Pourquoi avez-vous choisi le métier de fleuriste ?
Sören : « Dès mon plus jeune âge, j'aimais beaucoup jardiner. Je cultivais toutes sortes de plants de tomates. J'ai choisi de suivre une formation en horticulture, mais je me suis de plus en plus intéressé aux fleurs et à l'utilisation créative des fleurs et des plantes. C'est ainsi que je me suis spécialisé dans l'art floral. »
Aymeric : « J'ai découvert ma passion pour les fleurs un peu par hasard. Je voulais travailler dans le secteur des soins, mais après un stage dans ce domaine, j'ai compris que ce n'était pas fait pour moi. J'ai cherché un autre stage et je me suis retrouvé chez un fleuriste. J'ai tout de suite été conquis. J'ai suivi une formation de base en art floral, puis j'ai obtenu un brevet professionnel et un diplôme de maîtrise. Dans le cadre de mon stage, j'ai été encouragé à participer à des concours régionaux et finalement aussi aux Wordskills. Mon admiration pour l'art floral belge m'a poussé à chercher un stage en Belgique, et c'est ainsi que je suis arrivé chez Sören. »

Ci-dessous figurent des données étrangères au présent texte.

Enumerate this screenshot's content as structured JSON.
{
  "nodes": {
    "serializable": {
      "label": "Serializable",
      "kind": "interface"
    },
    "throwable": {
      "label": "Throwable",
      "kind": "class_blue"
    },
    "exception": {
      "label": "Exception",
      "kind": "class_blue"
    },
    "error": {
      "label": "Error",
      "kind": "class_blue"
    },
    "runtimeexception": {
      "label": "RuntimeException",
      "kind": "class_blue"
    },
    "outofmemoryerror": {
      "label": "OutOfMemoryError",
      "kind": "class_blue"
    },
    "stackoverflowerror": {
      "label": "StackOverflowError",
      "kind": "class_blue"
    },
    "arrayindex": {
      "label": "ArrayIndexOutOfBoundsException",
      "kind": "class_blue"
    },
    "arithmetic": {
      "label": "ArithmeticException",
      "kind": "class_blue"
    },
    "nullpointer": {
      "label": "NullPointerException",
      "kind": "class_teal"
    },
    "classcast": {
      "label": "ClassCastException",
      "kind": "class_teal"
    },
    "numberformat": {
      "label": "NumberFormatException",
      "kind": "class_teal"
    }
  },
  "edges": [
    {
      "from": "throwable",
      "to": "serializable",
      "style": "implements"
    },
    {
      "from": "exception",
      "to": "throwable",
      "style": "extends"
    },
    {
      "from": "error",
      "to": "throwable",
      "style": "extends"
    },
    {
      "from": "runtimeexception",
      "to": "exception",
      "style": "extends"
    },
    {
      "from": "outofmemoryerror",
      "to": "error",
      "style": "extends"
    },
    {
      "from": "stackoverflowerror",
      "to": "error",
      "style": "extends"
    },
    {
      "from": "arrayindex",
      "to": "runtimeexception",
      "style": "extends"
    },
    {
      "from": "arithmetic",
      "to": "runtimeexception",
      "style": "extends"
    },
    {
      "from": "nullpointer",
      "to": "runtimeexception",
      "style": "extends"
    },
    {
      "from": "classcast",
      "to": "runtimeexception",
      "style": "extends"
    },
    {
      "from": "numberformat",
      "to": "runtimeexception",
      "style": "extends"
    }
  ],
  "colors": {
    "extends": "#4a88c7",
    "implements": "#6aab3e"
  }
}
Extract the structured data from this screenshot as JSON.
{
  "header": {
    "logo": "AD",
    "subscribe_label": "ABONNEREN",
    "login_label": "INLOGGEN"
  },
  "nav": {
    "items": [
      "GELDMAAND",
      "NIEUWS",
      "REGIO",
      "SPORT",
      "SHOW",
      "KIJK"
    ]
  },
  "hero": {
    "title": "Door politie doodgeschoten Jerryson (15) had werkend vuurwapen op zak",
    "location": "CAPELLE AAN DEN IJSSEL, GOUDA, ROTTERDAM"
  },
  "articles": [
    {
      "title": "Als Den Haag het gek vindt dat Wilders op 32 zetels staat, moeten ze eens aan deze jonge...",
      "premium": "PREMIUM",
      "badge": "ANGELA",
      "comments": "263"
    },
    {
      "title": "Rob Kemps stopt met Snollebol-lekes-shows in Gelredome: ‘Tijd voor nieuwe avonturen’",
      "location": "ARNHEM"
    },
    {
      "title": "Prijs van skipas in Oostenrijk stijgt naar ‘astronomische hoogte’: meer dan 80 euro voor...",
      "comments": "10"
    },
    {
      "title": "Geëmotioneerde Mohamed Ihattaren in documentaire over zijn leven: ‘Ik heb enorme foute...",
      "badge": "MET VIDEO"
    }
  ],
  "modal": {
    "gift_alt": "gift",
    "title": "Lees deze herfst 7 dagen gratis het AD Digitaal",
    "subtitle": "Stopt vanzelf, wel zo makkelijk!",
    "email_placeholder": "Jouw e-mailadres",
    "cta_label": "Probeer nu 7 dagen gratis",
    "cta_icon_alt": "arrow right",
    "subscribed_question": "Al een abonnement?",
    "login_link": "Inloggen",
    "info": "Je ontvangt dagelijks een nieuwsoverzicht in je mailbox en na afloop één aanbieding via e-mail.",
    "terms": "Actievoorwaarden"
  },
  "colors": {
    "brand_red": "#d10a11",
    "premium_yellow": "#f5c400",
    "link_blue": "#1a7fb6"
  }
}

Comment avez-vous lancé votre boutique ?
Sören : « Je n'avais jamais vraiment voulu ouvrir ma propre boutique de fleurs, mais la crise du coronavirus m'a fait perdre mon emploi. Jusqu'alors, je travaillais principalement en freelance et j'étais souvent en déplacement pour donner des cours, faire des démonstrations et décorer des événements à l'étranger. Lorsque tout cela s'est arrêté, j'ai lancé une boutique en ligne qui a immédiatement connu un grand succès. Le contact avec les clients me manquait, alors Aymeric et moi avons décidé d'ouvrir une boutique éphémère. Un an plus tard, nous avons décidé de créer une véritable boutique de fleurs.

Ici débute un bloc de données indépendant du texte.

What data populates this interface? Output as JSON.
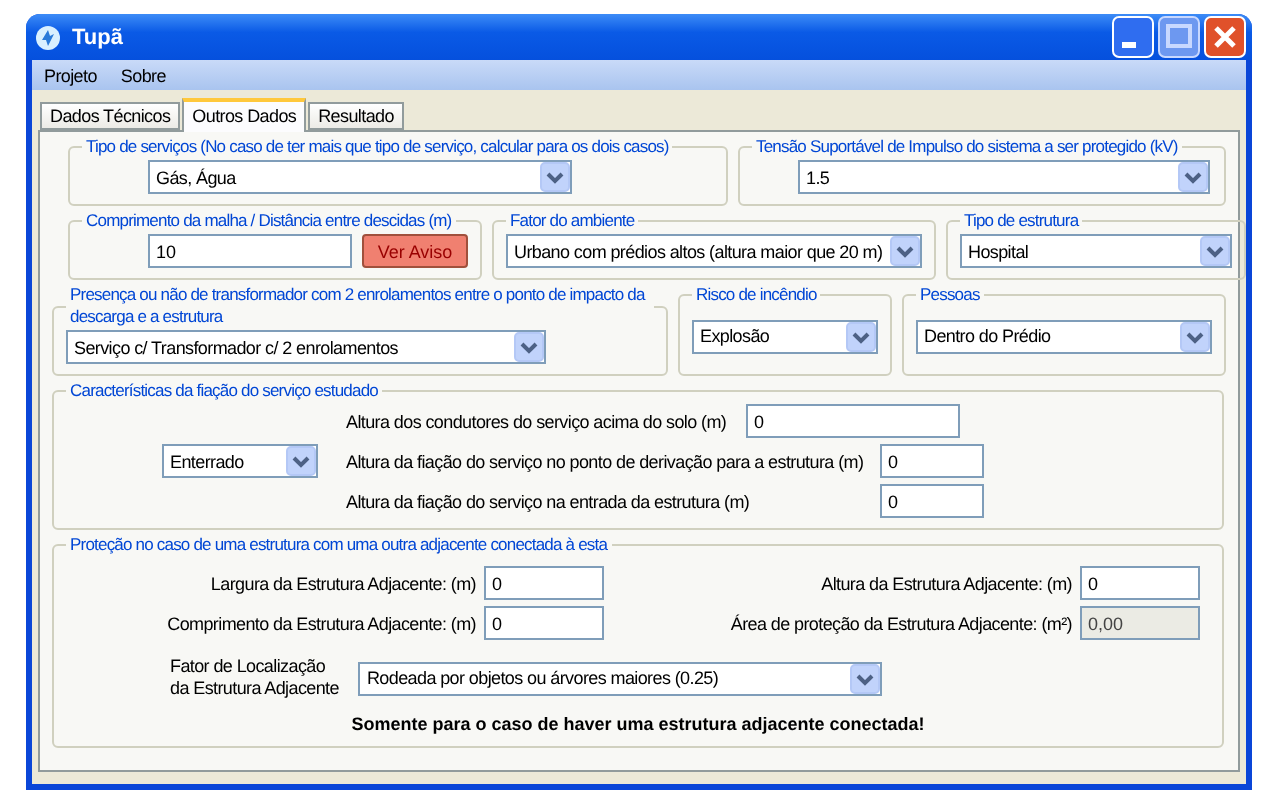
{
  "window": {
    "title": "Tupã"
  },
  "menu": [
    "Projeto",
    "Sobre"
  ],
  "tabs": [
    {
      "label": "Dados Técnicos",
      "selected": false
    },
    {
      "label": "Outros Dados",
      "selected": true
    },
    {
      "label": "Resultado",
      "selected": false
    }
  ],
  "service_type": {
    "legend": "Tipo de serviços (No caso de ter mais que tipo de serviço, calcular para os dois casos)",
    "value": "Gás, Água"
  },
  "impulse_voltage": {
    "legend": "Tensão Suportável de Impulso do sistema a ser protegido (kV)",
    "value": "1.5"
  },
  "mesh_length": {
    "legend": "Comprimento da malha / Distância entre descidas (m)",
    "value": "10",
    "button": "Ver Aviso"
  },
  "environment_factor": {
    "legend": "Fator do ambiente",
    "value": "Urbano com prédios altos (altura maior que 20 m)"
  },
  "structure_type": {
    "legend": "Tipo de estrutura",
    "value": "Hospital"
  },
  "transformer": {
    "legend": "Presença ou não de transformador com 2 enrolamentos entre o ponto de impacto da descarga e a estrutura",
    "value": "Serviço c/ Transformador c/ 2 enrolamentos"
  },
  "fire_risk": {
    "legend": "Risco de incêndio",
    "value": "Explosão"
  },
  "people": {
    "legend": "Pessoas",
    "value": "Dentro do Prédio"
  },
  "wiring": {
    "legend": "Características da fiação do serviço estudado",
    "type_value": "Enterrado",
    "fields": [
      {
        "label": "Altura dos condutores do serviço acima do solo (m)",
        "value": "0"
      },
      {
        "label": "Altura da fiação do serviço no ponto de derivação para a estrutura (m)",
        "value": "0"
      },
      {
        "label": "Altura da fiação do serviço na entrada da estrutura (m)",
        "value": "0"
      }
    ]
  },
  "adjacent": {
    "legend": "Proteção no caso de uma estrutura com uma outra adjacente conectada à esta",
    "fields": [
      {
        "label": "Largura da Estrutura Adjacente: (m)",
        "value": "0",
        "disabled": false
      },
      {
        "label": "Altura da Estrutura Adjacente: (m)",
        "value": "0",
        "disabled": false
      },
      {
        "label": "Comprimento da Estrutura Adjacente: (m)",
        "value": "0",
        "disabled": false
      },
      {
        "label": "Área de proteção da Estrutura Adjacente: (m²)",
        "value": "0,00",
        "disabled": true
      }
    ],
    "location_label": [
      "Fator de Localização",
      "da Estrutura Adjacente"
    ],
    "location_value": "Rodeada por objetos ou árvores maiores (0.25)",
    "note": "Somente para o caso de haver uma estrutura adjacente conectada!"
  }
}
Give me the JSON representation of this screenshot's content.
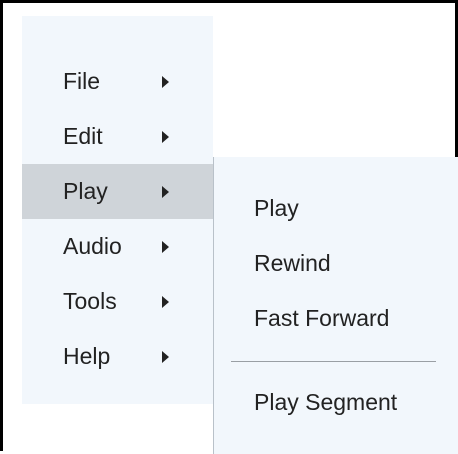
{
  "menu": {
    "items": [
      {
        "label": "File",
        "active": false
      },
      {
        "label": "Edit",
        "active": false
      },
      {
        "label": "Play",
        "active": true
      },
      {
        "label": "Audio",
        "active": false
      },
      {
        "label": "Tools",
        "active": false
      },
      {
        "label": "Help",
        "active": false
      }
    ]
  },
  "submenu": {
    "items": [
      {
        "label": "Play"
      },
      {
        "label": "Rewind"
      },
      {
        "label": "Fast Forward"
      },
      {
        "label": "Play Segment"
      }
    ]
  },
  "colors": {
    "menu_background": "#f2f7fc",
    "active_item_background": "#cfd4d9",
    "text": "#222222",
    "separator": "#9a9fa4",
    "frame_border": "#000000"
  },
  "icons": {
    "submenu_indicator": "triangle-right-icon"
  }
}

Je n'aurais jamais pensé qu'il serait agréable d'avoir un magasin, mais ici, nous pouvons laisser libre cours à notre créativité. Nous pouvons acheter les plus belles fleurs, plantes et décorations, décorer le magasin et y mettre tout notre cœur. Les réactions enthousiastes des clients nous donnent beaucoup d'énergie. « On se croirait dans un musée », disent-ils. Les clients nous posent aussi les questions les plus folles et c'est à chaque fois un défi de répondre à leurs souhaits.
Nous accordons une grande importance à la décoration extérieure. C'est pourquoi nous recevons beaucoup de demandes d'autres magasins ou de particuliers pour décorer leur façade ou leur maison. Nous réalisons donc également de nombreuses décorations pour des entreprises, des magasins ou des particuliers. La décoration d'événements fait également partie de nos activités quotidiennes : mariages, fêtes (d'entreprise) ou journées portes ouvertes. Nous donnons parfois des masterclasses internationales ici à Bornem ou sur place. Nous ne sommes pas toujours coincés dans le magasin.

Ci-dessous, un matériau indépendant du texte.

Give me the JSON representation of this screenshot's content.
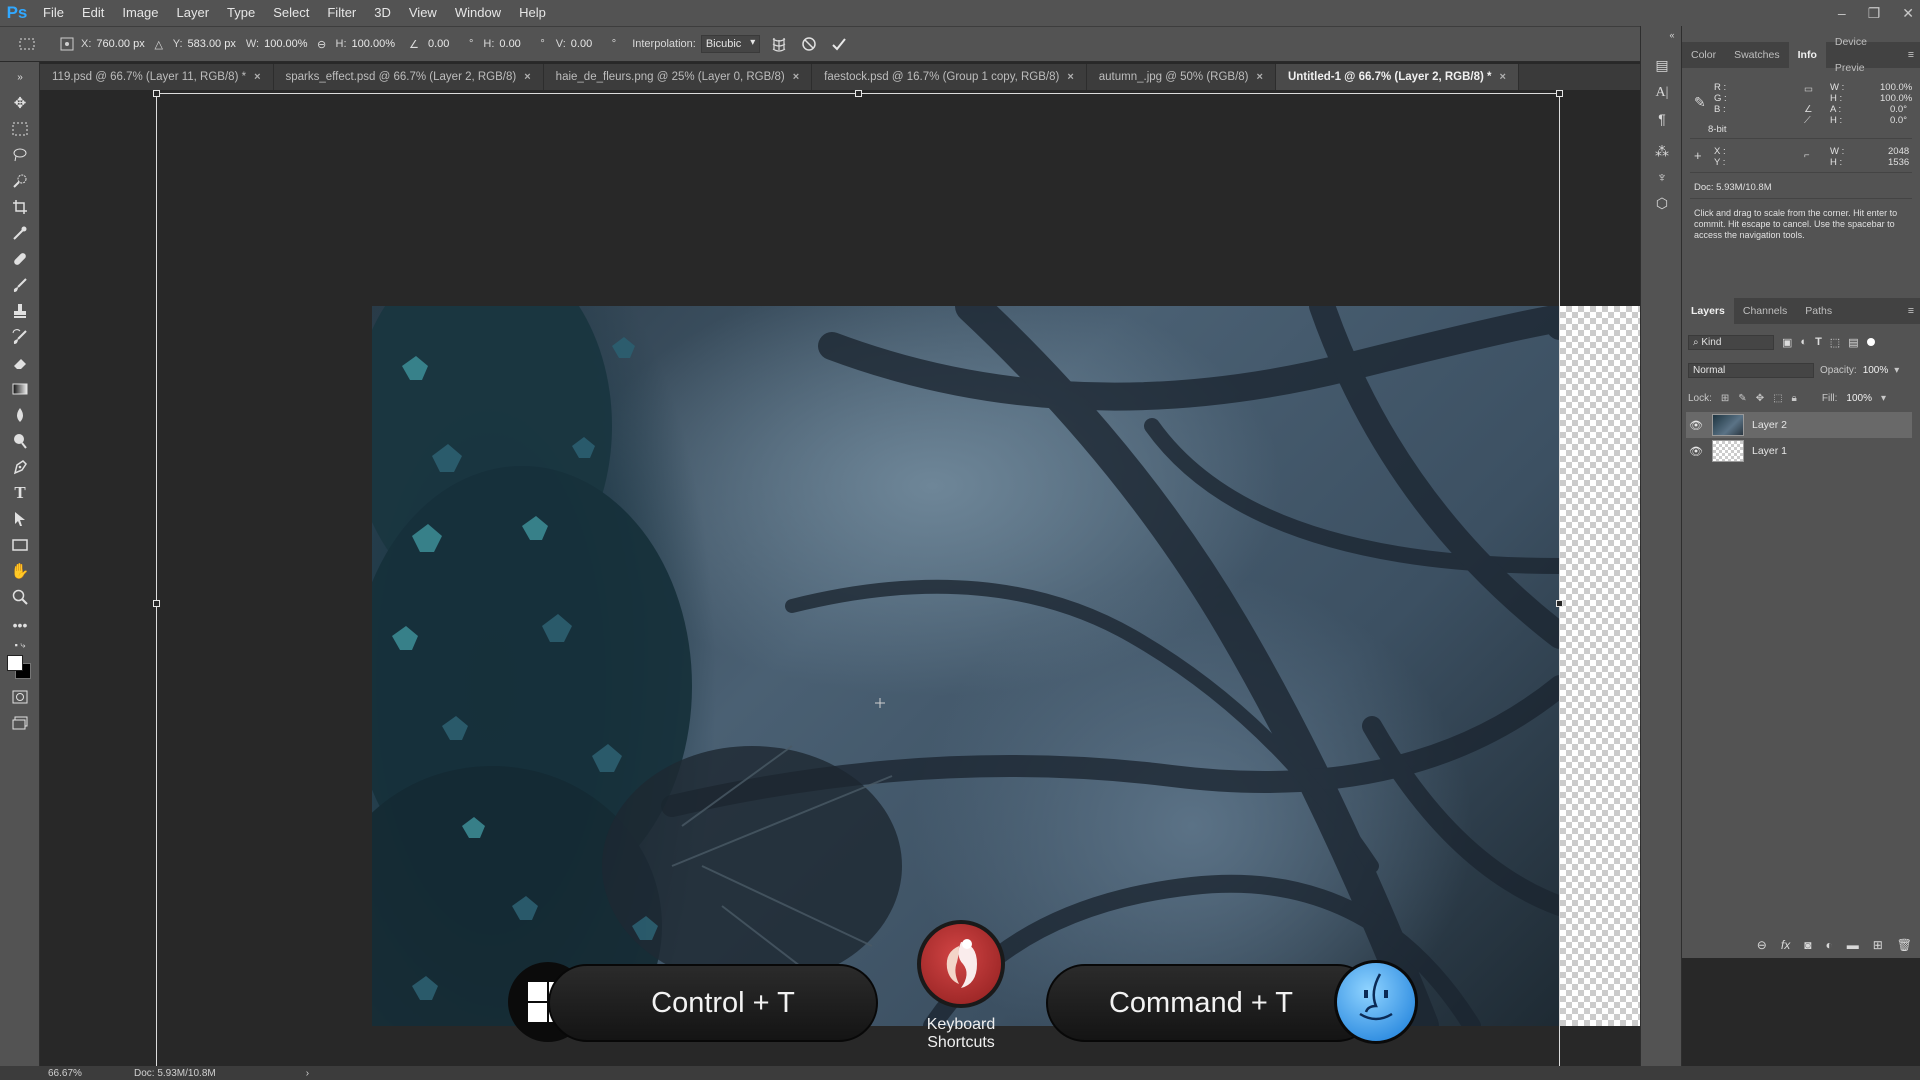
{
  "app": {
    "logo": "Ps"
  },
  "menu": [
    "File",
    "Edit",
    "Image",
    "Layer",
    "Type",
    "Select",
    "Filter",
    "3D",
    "View",
    "Window",
    "Help"
  ],
  "window_controls": {
    "minimize": "–",
    "restore": "❐",
    "close": "✕"
  },
  "options": {
    "x_label": "X:",
    "x_value": "760.00 px",
    "y_label": "Y:",
    "y_value": "583.00 px",
    "w_label": "W:",
    "w_value": "100.00%",
    "h_label": "H:",
    "h_value": "100.00%",
    "angle_value": "0.00",
    "angle_unit": "°",
    "hskew_label": "H:",
    "hskew_value": "0.00",
    "vskew_label": "V:",
    "vskew_value": "0.00",
    "interp_label": "Interpolation:",
    "interp_value": "Bicubic"
  },
  "tabs": [
    {
      "label": "119.psd @ 66.7% (Layer 11, RGB/8) *",
      "active": false
    },
    {
      "label": "sparks_effect.psd @ 66.7% (Layer 2, RGB/8)",
      "active": false
    },
    {
      "label": "haie_de_fleurs.png @ 25% (Layer 0, RGB/8)",
      "active": false
    },
    {
      "label": "faestock.psd @ 16.7% (Group 1 copy, RGB/8)",
      "active": false
    },
    {
      "label": "autumn_.jpg @ 50% (RGB/8)",
      "active": false
    },
    {
      "label": "Untitled-1 @ 66.7% (Layer 2, RGB/8) *",
      "active": true
    }
  ],
  "tab_close": "×",
  "info_panel": {
    "tabs": [
      "Color",
      "Swatches",
      "Info",
      "Device Previe"
    ],
    "active_tab": "Info",
    "rgb": {
      "r": "R :",
      "g": "G :",
      "b": "B :"
    },
    "bit_depth": "8-bit",
    "wh_pct": {
      "w_label": "W :",
      "w_value": "100.0%",
      "h_label": "H :",
      "h_value": "100.0%",
      "a_label": "A :",
      "a_value": "0.0°",
      "h2_label": "H :",
      "h2_value": "0.0°"
    },
    "xy": {
      "x": "X :",
      "y": "Y :"
    },
    "size": {
      "w_label": "W :",
      "w_value": "2048",
      "h_label": "H :",
      "h_value": "1536"
    },
    "doc": "Doc: 5.93M/10.8M",
    "hint": "Click and drag to scale from the corner. Hit enter to commit. Hit escape to cancel. Use the spacebar to access the navigation tools."
  },
  "layers_panel": {
    "tabs": [
      "Layers",
      "Channels",
      "Paths"
    ],
    "active_tab": "Layers",
    "filter_kind": "Kind",
    "blend_mode": "Normal",
    "opacity_label": "Opacity:",
    "opacity_value": "100%",
    "lock_label": "Lock:",
    "fill_label": "Fill:",
    "fill_value": "100%",
    "layers": [
      {
        "name": "Layer 2",
        "selected": true
      },
      {
        "name": "Layer 1",
        "selected": false
      }
    ]
  },
  "status": {
    "zoom": "66.67%",
    "doc": "Doc: 5.93M/10.8M"
  },
  "banner": {
    "windows_shortcut": "Control + T",
    "brand_label": "Keyboard Shortcuts",
    "mac_shortcut": "Command + T"
  }
}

« Les fleurs ont un pouvoir émotionnel et embellissent le monde. »
Aymeric : « Le contact avec les clients est très important pour nous. C'est pourquoi nous organisons régulièrement des ateliers. Dans notre espace atelier situé derrière le magasin et à côté de l'atelier de reliure, des groupes de vingt personnes peuvent réaliser une création que nous leur proposons. Nous présentons un modèle, fournissons tout le matériel et aidons les participants à réaliser leur composition florale. Nous proposons des collations et des boissons afin de créer une ambiance conviviale et détendue. Avant et après l'atelier, ainsi que pendant la pause, les participants peuvent flâner dans le magasin. Cela génère souvent des ventes supplémentaires ou donne des idées aux clients, qui reviennent plus tard pour acheter des fleurs ou des articles de décoration.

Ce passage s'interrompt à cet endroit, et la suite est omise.